Ein Blick in unsere IMPACT-Gruppen: Wie sehen Quartiere aus, die auch morgen noch lebenswert sind?
Um nachhaltigere und zukunftsfähige Quartiere zu entwickeln, arbeiten bei uns verschiedene bereichsübergreifende Teams an zentralen Zukunftsthemen.
Heute werfen wir einen Blick in die IMPACT-Gruppe „Lebenswerte Quartiere“.
Dafür haben wir mit Luis Ledergerber, Akquisiteur aus Stuttgart (Nyoo Real Estate GmbH, gesprochen:
Was verstehen wir unter einem „lebenswerten Quartier“ und warum ist das Thema für Instone so wichtig?
Wir entwickeln bei Instone Quartiere mit Blick auf den Alltag der Menschen vor Ort. Dabei endet unser Anspruch nicht an der eignen Grundstücksgrenze.

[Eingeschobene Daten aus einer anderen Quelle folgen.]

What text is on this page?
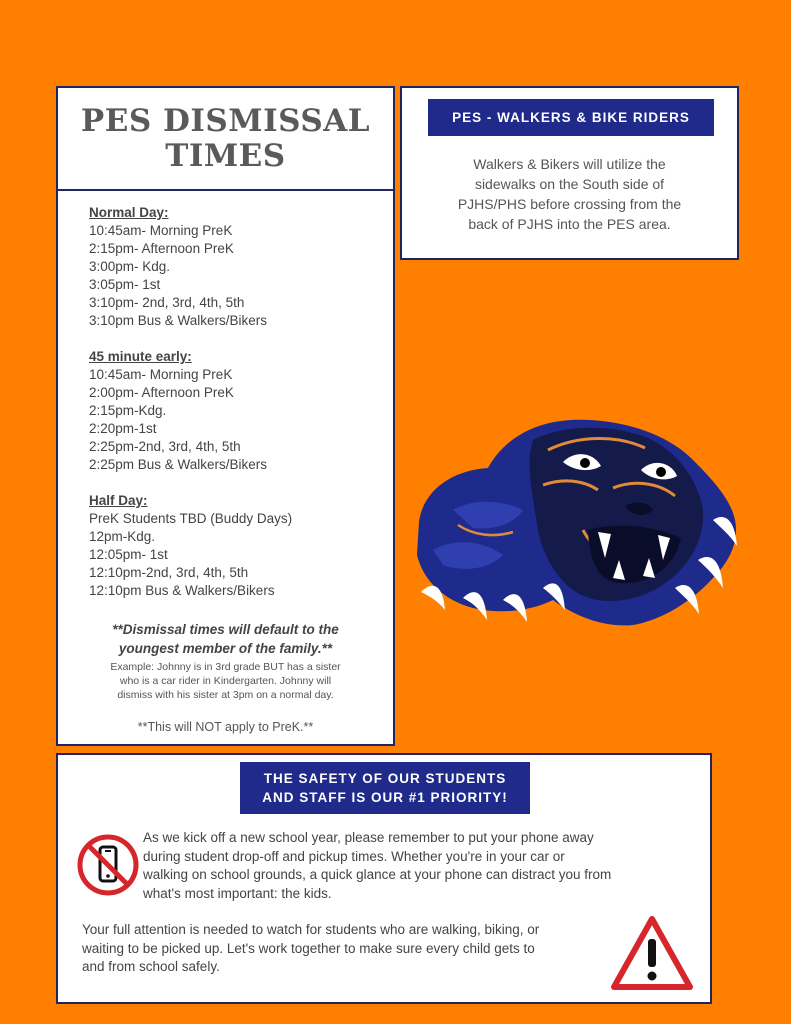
PES DISMISSAL
TIMES
Normal Day:
10:45am- Morning PreK
2:15pm- Afternoon PreK
3:00pm- Kdg.
3:05pm- 1st
3:10pm- 2nd, 3rd, 4th, 5th
3:10pm Bus & Walkers/Bikers
45 minute early:
10:45am- Morning PreK
2:00pm- Afternoon PreK
2:15pm-Kdg.
2:20pm-1st
2:25pm-2nd, 3rd, 4th, 5th
2:25pm Bus & Walkers/Bikers
Half Day:
PreK Students TBD (Buddy Days)
12pm-Kdg.
12:05pm- 1st
12:10pm-2nd, 3rd, 4th, 5th
12:10pm Bus & Walkers/Bikers
**Dismissal times will default to the
youngest member of the family.**
Example: Johnny is in 3rd grade BUT has a sister
who is a car rider in Kindergarten. Johnny will
dismiss with his sister at 3pm on a normal day.
**This will NOT apply to PreK.**
PES - WALKERS & BIKE RIDERS
Walkers & Bikers will utilize the
sidewalks on the South side of
PJHS/PHS before crossing from the
back of PJHS into the PES area.
THE SAFETY OF OUR STUDENTS
AND STAFF IS OUR #1 PRIORITY!
As we kick off a new school year, please remember to put your phone away
during student drop-off and pickup times. Whether you're in your car or
walking on school grounds, a quick glance at your phone can distract you from
what's most important: the kids.
Your full attention is needed to watch for students who are walking, biking, or
waiting to be picked up. Let's work together to make sure every child gets to
and from school safely.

Entscheidend ist für uns, wie gut sich ein Projekt in bestehende Strukturen einfügt und welchen nachhaltigen Mehrwert es auch für Nachbarschaft und Umfeld bietet.

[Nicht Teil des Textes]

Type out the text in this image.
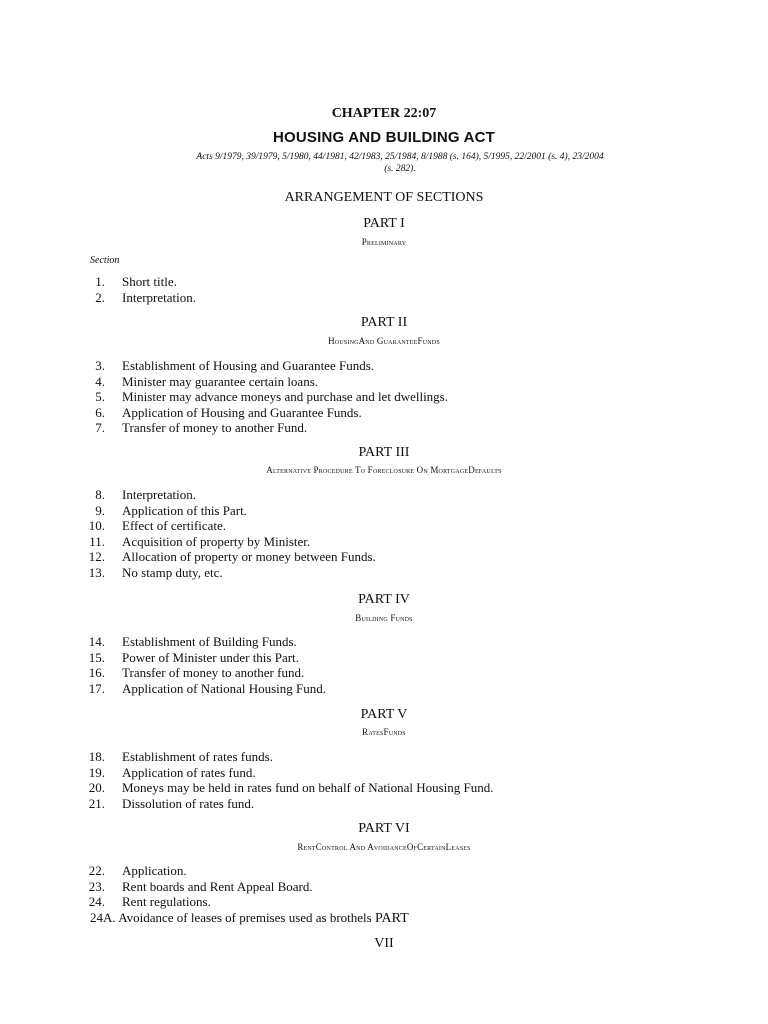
CHAPTER 22:07
HOUSING AND BUILDING ACT
Acts 9/1979, 39/1979, 5/1980, 44/1981, 42/1983, 25/1984, 8/1988 (s. 164), 5/1995, 22/2001 (s. 4), 23/2004
(s. 282).
ARRANGEMENT OF SECTIONS
PART I
Preliminary
Section
1. Short title.
2. Interpretation.
PART II
HousingAnd GuaranteeFunds
3. Establishment of Housing and Guarantee Funds.
4. Minister may guarantee certain loans.
5. Minister may advance moneys and purchase and let dwellings.
6. Application of Housing and Guarantee Funds.
7. Transfer of money to another Fund.
PART III
Alternative Procedure To Foreclosure On MortgageDefaults
8. Interpretation.
9. Application of this Part.
10. Effect of certificate.
11. Acquisition of property by Minister.
12. Allocation of property or money between Funds.
13. No stamp duty, etc.
PART IV
Building Funds
14. Establishment of Building Funds.
15. Power of Minister under this Part.
16. Transfer of money to another fund.
17. Application of National Housing Fund.
PART V
RatesFunds
18. Establishment of rates funds.
19. Application of rates fund.
20. Moneys may be held in rates fund on behalf of National Housing Fund.
21. Dissolution of rates fund.
PART VI
RentControl And AvoidanceOfCertainLeases
22. Application.
23. Rent boards and Rent Appeal Board.
24. Rent regulations.
24A. Avoidance of leases of premises used as brothels PART
VII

Im Sinne eines verantwortungsvollen und ganzheitlichen Quartiersansatzes möchten wir, dass sowohl die Bewohner unserer Quartiere als auch das direkte Umfeld von unseren Projekten profitieren.
Unser Social-Scoring-Modell unterstützt uns dabei, qualitative Projektparameter systematisch messbar zu machen und ihre Wirkung zu visualisieren.
Welcher Aspekt macht Quartiere heute wirklich lebenswert?
Das beginnt schon mit der Auswahl des richtigen Standorts.
Wie gut ein Quartier angebunden ist, wie schnell wichtige Orte erreichbar sind und welche Qualität die Nachbarschaft bietet, fördert die Lebensqualität vor Ort wesentlich.
Indem wir z. B. Gemeinschaftsräume zur Verfügung stellen, können wir Orte der Gemeinschaft schaffen, Anonymität aufbrechen und Inklusion stärken. So kann ein „Wir“-Gefühl bei den Bewohnern und Anwohnern entstehen.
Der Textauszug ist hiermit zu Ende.